“On 17th July 1917 the Privy Council proclaimed that henceforth the royal family would be called the House of Windsor, having divested itself of its previous surname, as well as ‘all other German degrees, styles, titles, dignatories, honours and appelations’. After a number of alternatives were considered – including Plantagenet, York, England, Lancaster, d’Este and Fitzroy – King George V’s private secretary Lord Stamfordham’s suggestion of Windsor was adopted, after a minor title once held by Edward III.

This anti-German gesture, made at a critical juncture of the First World War, produced one of Kaiser William II’s few jokes, when he remarked with heavy Teutonic humour that he looked forward to attending a performance of The Merry Wives of Saxe-Coburg-Gotha.

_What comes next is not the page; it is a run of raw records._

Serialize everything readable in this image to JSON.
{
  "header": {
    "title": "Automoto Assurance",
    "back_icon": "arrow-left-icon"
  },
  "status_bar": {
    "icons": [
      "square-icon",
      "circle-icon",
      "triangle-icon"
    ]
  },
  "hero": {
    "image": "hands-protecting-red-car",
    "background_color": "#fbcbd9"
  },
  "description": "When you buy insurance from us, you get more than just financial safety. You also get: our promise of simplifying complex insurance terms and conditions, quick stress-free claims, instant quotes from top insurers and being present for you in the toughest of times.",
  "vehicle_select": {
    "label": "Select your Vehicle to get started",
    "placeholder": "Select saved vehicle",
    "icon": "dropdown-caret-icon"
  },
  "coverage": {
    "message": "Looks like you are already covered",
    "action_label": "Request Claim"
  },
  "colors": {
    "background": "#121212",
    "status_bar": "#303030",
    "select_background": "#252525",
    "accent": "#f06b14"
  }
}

A more serious and altogether grander criticism came from the Bavarian Count Albrecht von Montgelas, who observed that ‘the true royal tradition died on that day in 1917 when, for a mere war, King George V changed his name.’

The effect in Britain was instantaneous and wholly positive. With the whole family swapping Germanic-sounding for overtly British names – the Teck family became the Cambridges and took the earldom of Athlone, the Battenbergs were transformed into the Mountbattens with the marquisate of Milford Haven – the royal family proclaimed itself thoroughly British, to national applause. Despite the whispering campaign against some members of his family that they were pro-German, George V had always been quintessentially British, finding German ‘a rotten language’. When H.G. Wells criticised ‘an alien and uninspiring court’, the King retorted, ‘I may be uninspiring, but I’ll be damned if I’m an alien!”